Chancellor Rishi Sunak today warned of future cuts as the UK’s debt hit a new record high of £2.08trillion by the end of October. This equates to 100.8% of GDP, a figure not seen since the early 1960s.
The Chancellor of the Exchequer said that spending billions on the Covid response was justified but warned of tough times to come.
Rishi Sunak said: “We’ve provided over £200 billions of support to protect the economy, lives and livelihoods from the significant and far-reaching impacts of coronavirus.
This is the responsible thing to do, but it’s also clear that over time it’s right we ensure the public finances are put on a sustainable path.”
Nearly 5 million public sector workers pay will be frozen in 2021/22 which will be announced in the Chancellor’s spending review next Wednesday. The move affects those in jobs such as teachers, soldiers, police officers, civil servants and others although NHS workers would be exempt.
Public sector pay is already behind where it was a decade ago if you take inflation in to account due to years of austerity.
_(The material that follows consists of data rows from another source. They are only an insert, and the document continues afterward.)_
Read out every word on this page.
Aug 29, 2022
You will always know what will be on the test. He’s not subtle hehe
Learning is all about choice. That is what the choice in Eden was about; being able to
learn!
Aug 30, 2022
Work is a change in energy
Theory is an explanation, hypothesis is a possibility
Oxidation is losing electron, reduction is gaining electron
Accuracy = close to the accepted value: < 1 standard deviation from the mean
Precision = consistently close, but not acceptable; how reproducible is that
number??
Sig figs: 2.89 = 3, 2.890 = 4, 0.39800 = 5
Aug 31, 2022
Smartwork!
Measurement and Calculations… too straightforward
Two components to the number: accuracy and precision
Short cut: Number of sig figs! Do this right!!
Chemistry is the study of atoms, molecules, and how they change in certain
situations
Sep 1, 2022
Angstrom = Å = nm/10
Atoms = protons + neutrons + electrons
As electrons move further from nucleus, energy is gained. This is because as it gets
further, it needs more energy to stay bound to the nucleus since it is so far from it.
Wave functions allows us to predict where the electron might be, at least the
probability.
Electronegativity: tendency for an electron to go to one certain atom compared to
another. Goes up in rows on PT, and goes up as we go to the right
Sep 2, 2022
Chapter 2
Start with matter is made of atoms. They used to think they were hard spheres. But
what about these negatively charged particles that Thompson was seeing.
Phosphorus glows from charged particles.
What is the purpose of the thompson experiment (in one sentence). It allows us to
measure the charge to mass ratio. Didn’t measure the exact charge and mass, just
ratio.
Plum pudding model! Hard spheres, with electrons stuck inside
The claims have not been denied by the Treasury.
In July, the Chancellor warned that public sector pay would need to keep “parity” with private sector wages which have dropped during the Covid crisis.
The Chancellor wrote: “In the interest of fairness we must exercise restraint in future public sector pay awards, ensuring that, across this year and the spending review period, public sector pay levels retain parity with the private sector.”
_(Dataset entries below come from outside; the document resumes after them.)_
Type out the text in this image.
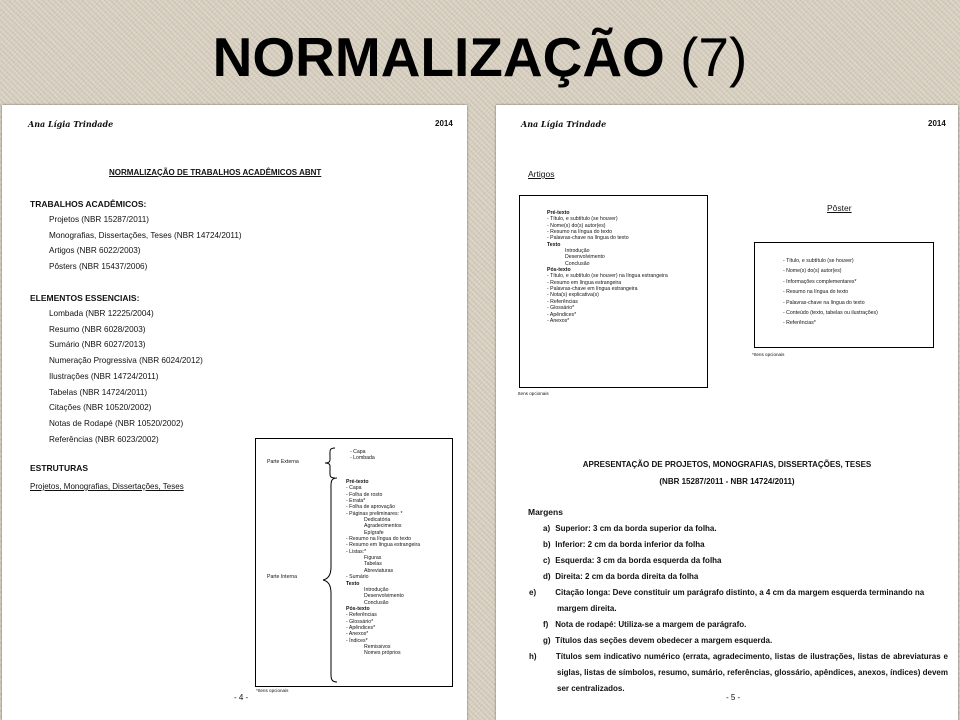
NORMALIZAÇÃO (7)
Ana Lígia Trindade	2014
NORMALIZAÇÃO DE TRABALHOS ACADÊMICOS ABNT
TRABALHOS ACADÊMICOS:
Projetos (NBR 15287/2011)
Monografias, Dissertações, Teses (NBR 14724/2011)
Artigos (NBR 6022/2003)
Pôsters (NBR 15437/2006)
ELEMENTOS ESSENCIAIS:
Lombada (NBR 12225/2004)
Resumo (NBR 6028/2003)
Sumário (NBR 6027/2013)
Numeração Progressiva (NBR 6024/2012)
Ilustrações (NBR 14724/2011)
Tabelas (NBR 14724/2011)
Citações (NBR 10520/2002)
Notas de Rodapé (NBR 10520/2002)
Referências (NBR 6023/2002)
ESTRUTURAS
Projetos, Monografias, Dissertações, Teses
Parte Externa
- Capa
- Lombada
Parte Interna
Pré-texto
- Capa
- Folha de rosto
- Errata*
- Folha de aprovação
- Páginas preliminares: *
Dedicatória
Agradecimentos
Epígrafe
- Resumo na língua do texto
- Resumo em língua estrangeira
- Listas:*
Figuras
Tabelas
Abreviaturas
- Sumário
Texto
Introdução
Desenvolvimento
Conclusão
Pós-texto
- Referências
- Glossário*
- Apêndices*
- Anexos*
- Índices*
Remissivos
Nomes próprios
*Itens opcionais
- 4 -
Ana Lígia Trindade	2014
Artigos
Pré-texto
- Título, e subtítulo (se houver)
- Nome(s) do(s) autor(es)
- Resumo na língua do texto
- Palavras-chave na língua do texto
Texto
Introdução
Desenvolvimento
Conclusão
Pós-texto
- Título, e subtítulo (se houver) na língua estrangeira
- Resumo em língua estrangeira
- Palavras-chave em língua estrangeira
- Nota(s) explicativa(s)
- Referências
- Glossário*
- Apêndices*
- Anexos*
Itens opcionais
Pôster
- Título, e subtítulo (se houver)
- Nome(s) do(s) autor(es)
- Informações complementares*
- Resumo na língua do texto
- Palavras-chave na língua do texto
- Conteúdo (texto, tabelas ou ilustrações)
- Referências*
*Itens opcionais
APRESENTAÇÃO DE PROJETOS, MONOGRAFIAS, DISSERTAÇÕES, TESES
(NBR 15287/2011 - NBR 14724/2011)
Margens
a) Superior: 3 cm da borda superior da folha.
b) Inferior: 2 cm da borda inferior da folha
c) Esquerda: 3 cm da borda esquerda da folha
d) Direita: 2 cm da borda direita da folha
e) Citação longa: Deve constituir um parágrafo distinto, a 4 cm da margem esquerda terminando na margem direita.
f) Nota de rodapé: Utiliza-se a margem de parágrafo.
g) Títulos das seções devem obedecer a margem esquerda.
h) Títulos sem indicativo numérico (errata, agradecimento, listas de ilustrações, listas de abreviaturas e siglas, listas de símbolos, resumo, sumário, referências, glossário, apêndices, anexos, índices) devem ser centralizados.
- 5 -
The Office for National Statistics (ONS) declared that borrowing for the first seven months of the financial year was £214.9 billion which is the highest since records began in 1993.
October borrowing, with the exception of state-owned banks, was also at its peak and showed a £10.8 billion hike from last year and the sixth highest month of borrowing since records began.
Borrowing in November could rise after the second national lockdown for England caused the reinstatement of the furlough scheme.